Dear people, once again I have a problem with my opensuse. This afternoon my computer suddenly stopped working and wouldn't turn on. I then carried the box to a local repair youngster, who unscrewed it and fiddled with a switch. Now I can turn the computer (an older Lenovo model) back on.
But it only boots Windows 10 automatically and I don't see a GRUB boot menu. When I go to the BIOS setup while booting (or whatever it's called today), I see under the boot options that boot from USB is switched on, Fast Boot is off and only the Windows boot loader is displayed. To be honest, I don't know if it was any different yesterday because I had never seen it before.
However, I can't boot from USB either. I had the repairman quickly copied Kali Linux onto a USB stick, and another laptop booted into some Kali setup with it. But mine ignores the stick and only boots in Windows.
Does anyone have any suggestion how I can proceed?
Presumably the grub was overwritten with the Windows boot loader. A live system helps and reinstall:
https://wiki.ubuntuusers.de/GRUB_2/Reparatur/
Kali Linux is unsuitable for that. Preferably a rescue CD or something.
The fact that it doesn't boot from USB is probably due to a messed up boot order.
Maybe the USB boot entry is deactivated? Usually there's a possibility to choose at the start, often it is written briefly while you turn on the PC and it may well be that you could boot from USB. Otherwise, see if there's a USB entry that you can activate. Possibly turn off Secure Boot if not already done.
In the case of UEFI, you may be able to create a different boot entry and select the Grub efi application. On my laptop, for example, this works in the BIOS. I once had a problem and had the Windows boot manager point to grub as a workaround with "bcdedit / set {bootmgr} path" and then the path to the EFI file (e.g. \ EFI \ Linux \ grubx64.efi, for you probably different) but you would have to know what the efi application is called and in which folder it is on the ESP.
It would be important to know whether it is a classic MBR boot or a UEFI boot. Conceptually, they work very differently.
With UEFI, for example, GRUB can still be completely present and only the boot entry in the UEFI has been lost.
The necessary steps and scope are (unfortunately) based on this.
Addendum: F12 should bring you to the BBS popup for the temporary selection of the boot medium, it would be interesting whether, for example, your USB boot stick is listed here.
Put in the OpenSuse DVD, start the computer. Then go to repair mode, the Grubmanager will be rewritten again.
But how can the bootloader have been overwritten? Between the inexplicable crash (something like that happens a few times a year, probably overheating) the hard drive was never in use.
The boot order should be somewhere in the UEFI, right?
The repair man couldn't burn my opensuse image to a stick for some reason, so I took the potash that he happened to have lying around on his disk. I'll get behind it again, maybe I can try again from Windows myself.

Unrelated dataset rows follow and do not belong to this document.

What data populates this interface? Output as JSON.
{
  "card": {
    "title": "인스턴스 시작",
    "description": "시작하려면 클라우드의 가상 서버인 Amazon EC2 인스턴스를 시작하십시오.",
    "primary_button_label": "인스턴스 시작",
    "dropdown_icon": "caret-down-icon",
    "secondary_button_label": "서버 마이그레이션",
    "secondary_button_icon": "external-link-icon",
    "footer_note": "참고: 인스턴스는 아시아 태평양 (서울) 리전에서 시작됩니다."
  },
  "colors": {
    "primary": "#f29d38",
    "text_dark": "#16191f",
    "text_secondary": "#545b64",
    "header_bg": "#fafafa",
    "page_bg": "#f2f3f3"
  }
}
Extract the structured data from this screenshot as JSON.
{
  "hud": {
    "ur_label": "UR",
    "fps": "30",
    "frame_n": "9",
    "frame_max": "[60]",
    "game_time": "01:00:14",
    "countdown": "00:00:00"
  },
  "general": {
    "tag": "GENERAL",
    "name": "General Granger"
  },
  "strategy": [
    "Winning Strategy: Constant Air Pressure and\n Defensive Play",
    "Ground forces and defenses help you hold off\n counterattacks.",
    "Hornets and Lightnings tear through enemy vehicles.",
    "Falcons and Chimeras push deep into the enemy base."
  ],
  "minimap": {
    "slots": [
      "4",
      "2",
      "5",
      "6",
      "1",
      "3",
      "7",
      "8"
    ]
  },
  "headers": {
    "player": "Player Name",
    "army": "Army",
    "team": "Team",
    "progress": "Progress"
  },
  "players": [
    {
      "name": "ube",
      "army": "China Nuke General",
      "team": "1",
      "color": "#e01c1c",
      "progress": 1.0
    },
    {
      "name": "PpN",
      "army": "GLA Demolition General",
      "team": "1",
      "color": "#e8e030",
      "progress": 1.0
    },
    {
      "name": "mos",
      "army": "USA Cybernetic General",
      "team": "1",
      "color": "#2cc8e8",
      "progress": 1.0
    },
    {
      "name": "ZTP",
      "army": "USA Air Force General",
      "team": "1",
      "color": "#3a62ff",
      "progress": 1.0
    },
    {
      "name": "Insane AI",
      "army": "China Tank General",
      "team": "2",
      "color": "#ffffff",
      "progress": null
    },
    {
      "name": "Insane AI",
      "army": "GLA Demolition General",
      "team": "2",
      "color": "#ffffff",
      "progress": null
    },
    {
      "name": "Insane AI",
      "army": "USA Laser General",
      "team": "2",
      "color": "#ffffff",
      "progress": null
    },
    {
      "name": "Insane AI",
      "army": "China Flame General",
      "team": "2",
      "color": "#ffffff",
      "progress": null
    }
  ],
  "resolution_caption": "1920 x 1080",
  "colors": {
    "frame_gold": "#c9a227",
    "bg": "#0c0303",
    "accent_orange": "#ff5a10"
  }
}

I don't have a CD and it doesn't want to boot from USB (as described).
You can create the OpenSuse setup yourself with another computer. Goes really well with K3b and is very effective.
And somehow you also have to have OpenSuse installed.
I really don't see how that could have happened. Actually, the only possible culprit is the crash, not the repair.
Is bcdedit a Windows or Linux command? The problem is that I can't get Linux up at all. Is there an \ EFI \ directory under Windows, and if so, how can I have it displayed?